Deal with prosecutors takes death penalty off table

Dana Wilson, THE COLUMBUS DISPATCH

MARION, OHIO -- Sara Winfield’s voice rose and her hands trembled yesterday as she eyed the man who killed her husband.

Tears fell as she told Juan Carlos Cruz that he was too much of a coward to let her husband, Brandy, a Marion County deputy sheriff, defend himself the morning Cruz shot him in his cruiser.

“I hope, eventually, that everybody forgets him as he sits in jail . . .” Mrs. Winfield said. “He doesn’t deserve to be remembered.”

Her supporters in the crowded gallery clapped and cried at the end of her statement in Marion County Common Pleas Court.

Cruz, 21, of Delaware, admitted yesterday to robbing and murdering the 29-year-old deputy last year. He avoided the death penalty as part of a plea agreement reached with prosecutors.

Deputy Winfield was found shot in his cruiser in the early morning of Oct. 14 along Rt. 423, south of Marion.

Marion police officers arrested Cruz the following day. A grand jury indicted him Oct. 21.

Yesterday, Cruz pleaded guilty to one count of aggravated murder with two capital specifications and one count of robbery with a firearm specification.

As part of the agreement, prosecutors dropped a kidnapping charge.

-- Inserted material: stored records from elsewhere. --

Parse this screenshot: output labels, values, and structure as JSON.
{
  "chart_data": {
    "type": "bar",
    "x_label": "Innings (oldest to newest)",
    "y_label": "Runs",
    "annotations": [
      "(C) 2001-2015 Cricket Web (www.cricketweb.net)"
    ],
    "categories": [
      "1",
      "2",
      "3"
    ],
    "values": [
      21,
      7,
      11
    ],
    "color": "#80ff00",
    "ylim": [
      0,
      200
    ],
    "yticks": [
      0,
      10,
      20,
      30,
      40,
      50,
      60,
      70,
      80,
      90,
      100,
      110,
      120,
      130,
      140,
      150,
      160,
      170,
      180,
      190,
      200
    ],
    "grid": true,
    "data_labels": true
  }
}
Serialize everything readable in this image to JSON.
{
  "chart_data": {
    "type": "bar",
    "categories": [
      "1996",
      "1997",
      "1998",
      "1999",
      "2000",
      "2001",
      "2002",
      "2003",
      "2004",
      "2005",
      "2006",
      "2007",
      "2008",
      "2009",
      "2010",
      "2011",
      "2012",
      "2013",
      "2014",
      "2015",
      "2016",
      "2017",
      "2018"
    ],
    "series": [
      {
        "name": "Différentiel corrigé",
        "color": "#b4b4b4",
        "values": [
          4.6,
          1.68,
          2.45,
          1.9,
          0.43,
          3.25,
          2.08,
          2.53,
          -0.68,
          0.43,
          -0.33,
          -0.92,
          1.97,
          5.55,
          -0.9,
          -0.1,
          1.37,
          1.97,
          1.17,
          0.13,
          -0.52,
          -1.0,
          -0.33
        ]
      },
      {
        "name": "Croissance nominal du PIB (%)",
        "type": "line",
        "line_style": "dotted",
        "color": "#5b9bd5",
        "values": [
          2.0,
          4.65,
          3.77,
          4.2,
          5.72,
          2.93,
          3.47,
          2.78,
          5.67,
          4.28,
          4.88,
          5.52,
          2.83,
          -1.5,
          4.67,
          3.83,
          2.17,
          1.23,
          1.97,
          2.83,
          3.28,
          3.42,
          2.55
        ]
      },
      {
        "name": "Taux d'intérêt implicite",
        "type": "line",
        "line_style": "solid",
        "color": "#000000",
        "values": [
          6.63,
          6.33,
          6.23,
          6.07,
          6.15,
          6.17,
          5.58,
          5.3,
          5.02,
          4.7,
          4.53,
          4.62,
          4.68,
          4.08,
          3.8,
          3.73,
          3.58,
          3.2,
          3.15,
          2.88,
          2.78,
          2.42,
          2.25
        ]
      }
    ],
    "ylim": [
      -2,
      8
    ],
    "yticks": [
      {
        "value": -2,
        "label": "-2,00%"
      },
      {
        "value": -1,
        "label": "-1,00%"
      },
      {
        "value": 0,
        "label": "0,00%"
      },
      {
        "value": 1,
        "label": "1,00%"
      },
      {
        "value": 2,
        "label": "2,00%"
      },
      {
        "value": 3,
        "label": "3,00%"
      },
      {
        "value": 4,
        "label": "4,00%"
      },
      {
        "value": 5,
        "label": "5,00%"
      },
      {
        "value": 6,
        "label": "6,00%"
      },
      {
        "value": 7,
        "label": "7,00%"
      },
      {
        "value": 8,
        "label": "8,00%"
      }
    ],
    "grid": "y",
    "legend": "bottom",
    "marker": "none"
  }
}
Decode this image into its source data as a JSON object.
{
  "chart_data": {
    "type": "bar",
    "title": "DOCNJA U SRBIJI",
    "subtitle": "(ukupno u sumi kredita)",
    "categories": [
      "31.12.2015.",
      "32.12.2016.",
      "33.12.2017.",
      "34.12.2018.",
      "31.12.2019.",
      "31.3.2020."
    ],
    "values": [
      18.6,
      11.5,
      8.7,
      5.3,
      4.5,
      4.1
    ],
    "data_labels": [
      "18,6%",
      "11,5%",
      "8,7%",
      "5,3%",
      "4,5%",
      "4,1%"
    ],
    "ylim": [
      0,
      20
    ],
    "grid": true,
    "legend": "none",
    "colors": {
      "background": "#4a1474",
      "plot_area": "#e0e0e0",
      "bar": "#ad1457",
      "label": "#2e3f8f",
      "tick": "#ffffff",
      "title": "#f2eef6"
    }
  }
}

Cruz showed little emotion as he waived his right to a jury trial and signed the paperwork.

After deliberating briefly, a three-judge panel sentenced Cruz to life in prison with a chance for parole after 43 years. Judges Robert Davidson, William Finnegan and Thomas Jenkins, all of whom serve Marion County, were unanimous in their decision.

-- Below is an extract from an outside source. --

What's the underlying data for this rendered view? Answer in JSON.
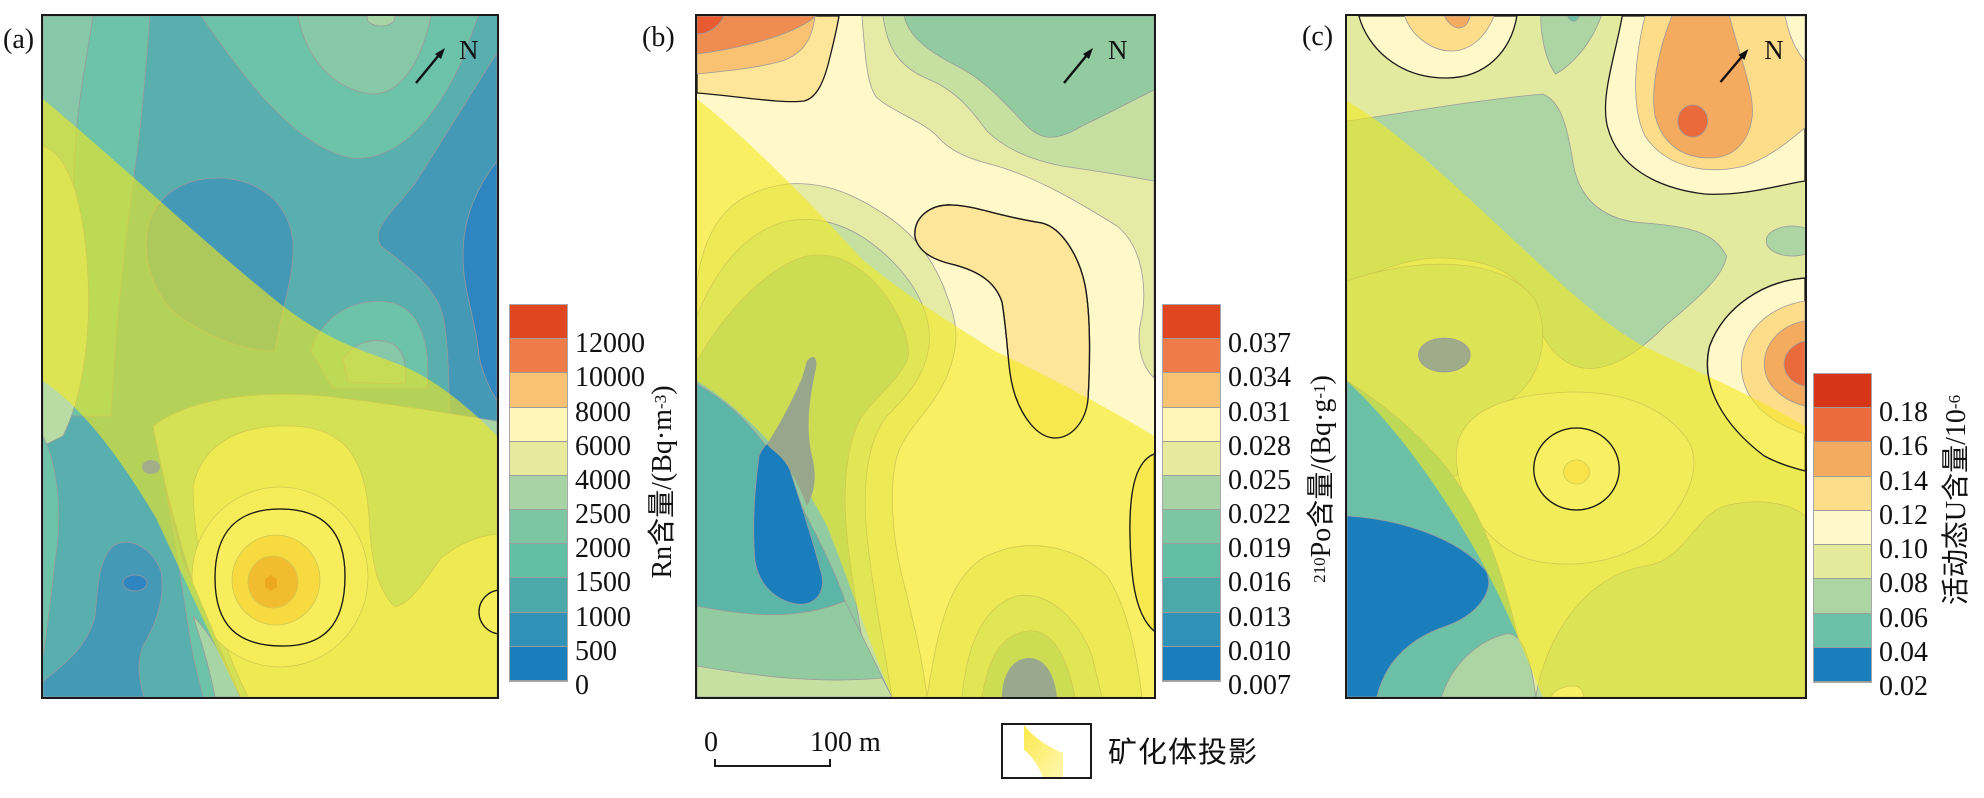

Prosecutor Jim Slagle said that before meeting with Cruz’s attorneys last week, he had anticipated that the case would go to trial. It was scheduled to start Sept. 16 and expected to last four weeks.

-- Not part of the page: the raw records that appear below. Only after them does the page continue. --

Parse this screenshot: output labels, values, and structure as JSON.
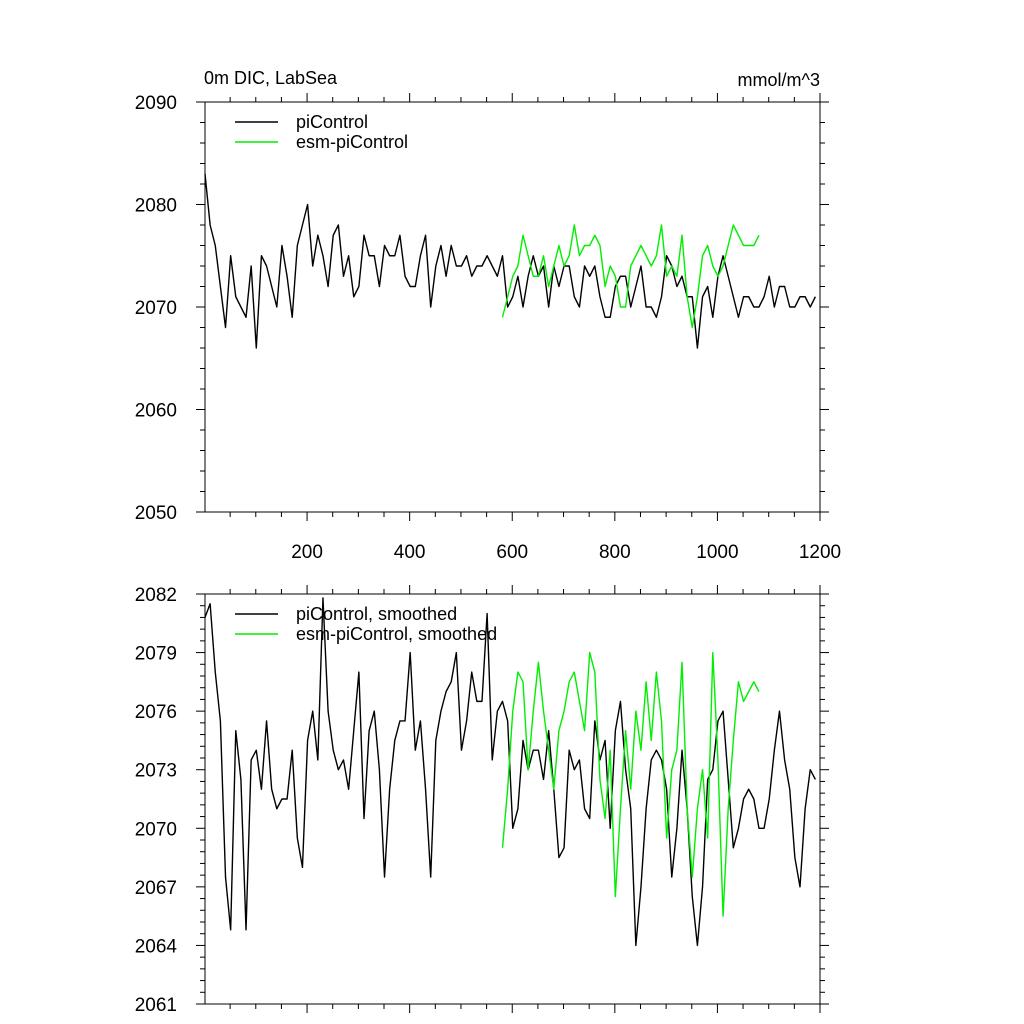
{
  "colors": {
    "piControl": "#000000",
    "esm_piControl": "#00ee00"
  },
  "chart_data": [
    {
      "type": "line",
      "title": "0m DIC, LabSea",
      "unit_label": "mmol/m^3",
      "xlabel": "",
      "ylabel": "",
      "xlim": [
        1,
        1200
      ],
      "ylim": [
        2050,
        2090
      ],
      "x_ticks": [
        200,
        400,
        600,
        800,
        1000,
        1200
      ],
      "x_tick_labels": [
        "200",
        "400",
        "600",
        "800",
        "1000",
        "1200"
      ],
      "y_ticks": [
        2050,
        2060,
        2070,
        2080,
        2090
      ],
      "y_tick_labels": [
        "2050",
        "2060",
        "2070",
        "2080",
        "2090"
      ],
      "legend_position": "top-left",
      "grid": false,
      "series": [
        {
          "name": "piControl",
          "color": "#000000",
          "x_start": 1,
          "x_step": 10,
          "values": [
            2083,
            2078,
            2076,
            2072,
            2068,
            2075,
            2071,
            2070,
            2069,
            2074,
            2066,
            2075,
            2074,
            2072,
            2070,
            2076,
            2073,
            2069,
            2076,
            2078,
            2080,
            2074,
            2077,
            2075,
            2072,
            2077,
            2078,
            2073,
            2075,
            2071,
            2072,
            2077,
            2075,
            2075,
            2072,
            2076,
            2075,
            2075,
            2077,
            2073,
            2072,
            2072,
            2075,
            2077,
            2070,
            2074,
            2076,
            2073,
            2076,
            2074,
            2074,
            2075,
            2073,
            2074,
            2074,
            2075,
            2074,
            2073,
            2075,
            2070,
            2071,
            2073,
            2070,
            2073,
            2075,
            2073,
            2074,
            2070,
            2074,
            2072,
            2074,
            2074,
            2071,
            2070,
            2074,
            2073,
            2074,
            2071,
            2069,
            2069,
            2072,
            2073,
            2073,
            2070,
            2072,
            2074,
            2070,
            2070,
            2069,
            2071,
            2075,
            2074,
            2072,
            2073,
            2071,
            2071,
            2066,
            2071,
            2072,
            2069,
            2073,
            2075,
            2073,
            2071,
            2069,
            2071,
            2071,
            2070,
            2070,
            2071,
            2073,
            2070,
            2072,
            2072,
            2070,
            2070,
            2071,
            2071,
            2070,
            2071
          ]
        },
        {
          "name": "esm-piControl",
          "color": "#00ee00",
          "x_start": 581,
          "x_step": 10,
          "values": [
            2069,
            2071,
            2073,
            2074,
            2077,
            2075,
            2073,
            2073,
            2075,
            2072,
            2074,
            2076,
            2074,
            2075,
            2078,
            2075,
            2076,
            2076,
            2077,
            2076,
            2072,
            2074,
            2073,
            2070,
            2070,
            2074,
            2075,
            2076,
            2075,
            2074,
            2075,
            2078,
            2073,
            2074,
            2073,
            2077,
            2071,
            2068,
            2071,
            2075,
            2076,
            2074,
            2073,
            2074,
            2076,
            2078,
            2077,
            2076,
            2076,
            2076,
            2077
          ]
        }
      ]
    },
    {
      "type": "line",
      "title": "",
      "xlabel": "",
      "ylabel": "",
      "xlim": [
        1,
        1200
      ],
      "ylim": [
        2061,
        2082
      ],
      "y_ticks": [
        2061,
        2064,
        2067,
        2070,
        2073,
        2076,
        2079,
        2082
      ],
      "y_tick_labels": [
        "2061",
        "2064",
        "2067",
        "2070",
        "2073",
        "2076",
        "2079",
        "2082"
      ],
      "legend_position": "top-left",
      "grid": false,
      "series": [
        {
          "name": "piControl, smoothed",
          "color": "#000000",
          "x_start": 1,
          "x_step": 10,
          "values": [
            2080.8,
            2081.5,
            2078.0,
            2075.5,
            2067.5,
            2064.8,
            2075.0,
            2072.5,
            2064.8,
            2073.5,
            2074.0,
            2072.0,
            2075.5,
            2072.0,
            2071.0,
            2071.5,
            2071.5,
            2074.0,
            2069.5,
            2068.0,
            2074.5,
            2076.0,
            2073.5,
            2081.8,
            2076.0,
            2074.0,
            2073.0,
            2073.5,
            2072.0,
            2075.0,
            2078.0,
            2070.5,
            2075.0,
            2076.0,
            2073.0,
            2067.5,
            2072.0,
            2074.5,
            2075.5,
            2075.5,
            2079.0,
            2074.0,
            2075.5,
            2072.0,
            2067.5,
            2074.5,
            2076.0,
            2077.0,
            2077.5,
            2079.0,
            2074.0,
            2075.5,
            2078.0,
            2076.5,
            2076.5,
            2081.0,
            2073.5,
            2076.0,
            2076.5,
            2075.5,
            2070.0,
            2071.0,
            2074.5,
            2073.0,
            2074.0,
            2074.0,
            2072.5,
            2075.0,
            2072.0,
            2068.5,
            2069.0,
            2074.0,
            2073.0,
            2073.5,
            2071.0,
            2070.5,
            2075.5,
            2073.5,
            2074.5,
            2070.0,
            2075.0,
            2076.5,
            2073.0,
            2071.0,
            2064.0,
            2067.0,
            2071.0,
            2073.5,
            2074.0,
            2073.5,
            2072.0,
            2067.5,
            2070.0,
            2074.0,
            2071.0,
            2066.5,
            2064.0,
            2067.0,
            2072.5,
            2073.0,
            2075.5,
            2076.0,
            2072.5,
            2069.0,
            2070.0,
            2071.5,
            2072.0,
            2071.5,
            2070.0,
            2070.0,
            2071.5,
            2074.0,
            2076.0,
            2073.5,
            2072.0,
            2068.5,
            2067.0,
            2071.0,
            2073.0,
            2072.5
          ]
        },
        {
          "name": "esm-piControl, smoothed",
          "color": "#00ee00",
          "x_start": 581,
          "x_step": 10,
          "values": [
            2069.0,
            2072.0,
            2076.0,
            2078.0,
            2077.5,
            2073.0,
            2076.0,
            2078.5,
            2076.0,
            2074.0,
            2072.0,
            2075.0,
            2076.0,
            2077.5,
            2078.0,
            2076.5,
            2075.0,
            2079.0,
            2078.0,
            2072.5,
            2070.5,
            2074.0,
            2066.5,
            2071.0,
            2075.0,
            2072.0,
            2076.0,
            2074.0,
            2077.5,
            2074.5,
            2078.0,
            2075.5,
            2069.5,
            2073.0,
            2074.0,
            2078.5,
            2071.0,
            2067.5,
            2071.0,
            2073.0,
            2069.5,
            2079.0,
            2073.5,
            2065.5,
            2071.0,
            2074.5,
            2077.5,
            2076.5,
            2077.0,
            2077.5,
            2077.0
          ]
        }
      ]
    }
  ]
}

“This is not a case I expected to be resolved,” Slagle said after the hearing. “We believe we had a strong case.”

He said the Winfield family seemed satisfied with the plea agreement.

One of Cruz’s attorneys told the judges that his client emigrated illegally from Mexico to the United States and “has lived a life few of us in this courtroom can imagine.”

He said Cruz is the father of two young children.

“He now will live at least 43 years in a cage,” Greg Meyers said.

“This is hardly a case where he is getting off but, rather, a case where he is admitting his guilt.”

Slagle said that, through negotiations, he learned details from Cruz about the slaying, including exactly where the shooting occurred -- on Bethlehem Road.

Cruz also told prosecutors that Winfield had picked him up along the roadside and offered to drive him to his van, which had run out of gas.

Winfield was seated in the driver’s seat of his cruiser and the car was stopped when Cruz shot him from behind with a 9 mm handgun, Slagle said.

Witnesses told investigators they saw Cruz drinking beer and tequila at a bar in Marion in the hours before the slaying.

Cruz’s motive, however, remains unclear, Slagle said. “Things happened pretty quickly.”

When Rick Winfield, Brandy’s father, addressed Cruz yesterday, he held up photos of his son’s two young children.

He told him Landon and Tyler will never see their dad again.

“Brandy was just trying to be a good guy.”